Congo's Kabila, in power for 17 years, won't contest next election
Kabila had retained a grip on power despite his term ending in 2016
Congo's President Joseph Kabila will not stand in the election scheduled for December, a spokesperson said, finally agreeing to obey a two-term limit but picking a hard-core loyalist under European Union sanctions to stand instead.
The announcement on Wednesday by spokesperson Lambert Mende that former interior minister Emmanuel Ramazani Shadary would represent Kabila's ruling coalition in the Dec. 23 vote came just hours before the deadline to register candidates.

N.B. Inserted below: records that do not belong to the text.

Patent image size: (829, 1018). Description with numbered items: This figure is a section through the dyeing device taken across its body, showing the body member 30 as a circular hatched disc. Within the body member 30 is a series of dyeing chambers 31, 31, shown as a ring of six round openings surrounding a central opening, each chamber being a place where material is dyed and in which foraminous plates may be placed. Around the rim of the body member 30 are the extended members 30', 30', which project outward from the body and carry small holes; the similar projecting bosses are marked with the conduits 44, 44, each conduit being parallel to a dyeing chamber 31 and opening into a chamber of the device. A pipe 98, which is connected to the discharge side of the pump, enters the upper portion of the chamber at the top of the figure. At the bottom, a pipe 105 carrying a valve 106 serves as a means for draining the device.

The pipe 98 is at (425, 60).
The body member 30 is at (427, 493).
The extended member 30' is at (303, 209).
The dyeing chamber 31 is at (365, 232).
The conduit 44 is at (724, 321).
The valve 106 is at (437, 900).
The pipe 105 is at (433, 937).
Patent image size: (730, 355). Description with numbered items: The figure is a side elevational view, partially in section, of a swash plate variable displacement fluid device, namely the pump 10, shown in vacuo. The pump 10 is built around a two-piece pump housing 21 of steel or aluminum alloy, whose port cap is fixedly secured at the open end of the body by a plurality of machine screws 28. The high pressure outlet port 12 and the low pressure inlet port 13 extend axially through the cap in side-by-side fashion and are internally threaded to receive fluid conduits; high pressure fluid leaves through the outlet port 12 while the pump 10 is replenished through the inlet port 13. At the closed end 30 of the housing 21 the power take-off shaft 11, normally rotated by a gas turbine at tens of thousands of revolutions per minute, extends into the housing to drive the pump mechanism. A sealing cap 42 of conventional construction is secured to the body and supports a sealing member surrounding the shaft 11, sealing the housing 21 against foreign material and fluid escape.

The announcement that Kabila will not run again for the People's Party for Reconstruction and Democracy (PPRD) will ease fears in the region and beyond that a Kabila candidacy would drag the country back into the civil wars of the turn of the century in which millions died, mostly from hunger and disease.
"What matters for the moment is that the constitution, whether willingly or not, has been respected," said Senator Jacques Ndjoli of the opposition Movement for the Liberation of the Congo (MLC) party.
Opposition leaders fear the goodwill Kabila could earn from not seeking a new term could make it easier for his coalition to cheat and are concerned about electronic voting machines due to be used for the first time.
His supporters dismiss these concerns.
"Today, Kabila has shown that he is the father of democracy in Congo," Patrick Nkanga, a PPRD official, told Reuters by telephone.
Welcomed move
Kabila's second term ended in late 2016, but a new election was frequently postponed. He has been in power since days after his father, Laurent-Désiré, was assassinated while president in 2001.
The Dec. 23 vote should now herald Congo's first democratic transition of power following decades marked by authoritarian rule, coups and deadly conflict.
But U.S. Ambassador to the United Nations Nikki Haley, while welcoming Kabila's announcement, said in a statement on Wednesday that much more needed to be done to ensure a credible election in December.
Several opposition candidates, including former vice-president Jean-Pierre Bemba for the MLC and the president of Congo's largest opposition party Félix Tshisekedi, have also registered to run.
Bemba recently returned to the country after being convicted, and then acquitted on appeal, of war crimes by the International Criminal Court (ICC) in The Hague.
By the close of registration on Wednesday evening, more than two dozen candidates had filed papers to run in the election. The definitive list of candidates will be published on Sept. 19.